“I would think it was a black-burning disgrace for a minister to be fond o’ flowers.”
“I dinna haud wi’ that.”
“Jean,” said Haggart, “I allow no one to contradict me.”
“It wasna my design. But, Tammas, if a—a minister was fond o’ a particular flower—say a rose—and you destroyed it by an accident, when he wasna looking, what would you do?”
“I would gie him another rose for’t.”
“But if you didna want him to ken you had meddled wi’t on his chimley, what would you do?”
“I would put the new rose on the chimley, and he would never ken the differ.”
“That’s what I’ll do.” muttered Jean, but she said aloud—
“But it micht be that particular rose he liked?”
“Havers, Jean. To a thinking man one rose is identical wi’ another rose. But how are you speiring?”
“Just out o’ curiosity, and I maun be stepping now. Thank you kindly, Tammas, for your humour.”
“You’re welcome,” Haggart answered, and closed his window.
That day Rob Dow spent in misery, but so little were his fears selfish that he scarcely gave a thought to his conduct at the manse. For an hour he sat at his loom with his arms folded. Then he slouched out of the house, cursing little Micah, so that a neighbour cried “You drunken scoundrel!” after him. “He may be a wee drunk,” said Micah in his father’s defense, “but he’s no mortal.” Rob wandered to the Kaims in search of the Egyptian, and returned home no happier. He flung himself upon his bed and dared Micah to light the lamp. About gloaming he rose, unable to keep his mouth shut on his thoughts any longer, and staggered to the Tenements to consult Haggart. He found the humourist’s door ajar, and Wearyworld listening at it. “Out o’ the road!” cried Rob, savagely, and flung the policeman into the gutter.

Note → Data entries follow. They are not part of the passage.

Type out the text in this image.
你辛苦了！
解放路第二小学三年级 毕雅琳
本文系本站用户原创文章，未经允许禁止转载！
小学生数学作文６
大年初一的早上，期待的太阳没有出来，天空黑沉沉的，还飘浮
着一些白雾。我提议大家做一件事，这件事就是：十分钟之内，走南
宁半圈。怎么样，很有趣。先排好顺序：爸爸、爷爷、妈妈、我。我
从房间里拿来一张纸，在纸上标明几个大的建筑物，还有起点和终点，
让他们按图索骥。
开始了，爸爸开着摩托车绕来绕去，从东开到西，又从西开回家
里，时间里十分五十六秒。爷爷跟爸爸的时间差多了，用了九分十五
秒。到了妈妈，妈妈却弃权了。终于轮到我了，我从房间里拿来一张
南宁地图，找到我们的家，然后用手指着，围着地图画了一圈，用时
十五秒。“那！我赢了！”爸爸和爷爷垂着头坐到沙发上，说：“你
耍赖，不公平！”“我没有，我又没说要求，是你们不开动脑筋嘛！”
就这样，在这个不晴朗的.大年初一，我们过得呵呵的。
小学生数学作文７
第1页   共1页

“That was ill-dune, Rob Dow,” Wearyworld said, picking himself up leisurely.
“I’m thinking it was weel-dune,” snarled Rob.
“Ay,” said Weary world, “we needna quarrel about a difference o’ opeenion; but, Rob—”
Dow, however, had already entered the house and slammed the door.
“Ay, ay,” muttered Wearyworld, departing, “you micht hae stood still, Rob, and argued it out wi’ me.”
In less than an hour after his conversation with Jean at the window it had suddenly struck Haggart that the minister she spoke of must be Mr. Dishart. In two hours he had confided his suspicions to Chirsty. In ten minutes she had filled the house with gossips. Rob arrived to find them in full cry.
“Ay, Rob,” said Chirsty, genially, for gossip levels ranks, “you’re just in time to hear a query about the minister.”
“Rob,” said the Glen Quharity post, from whom I subsequently got the story, “Mr. Dishart has fallen in—in—what do you call the thing, Chirsty?”
Birse knew well what the thing was called, but the word is a staggerer to say in company.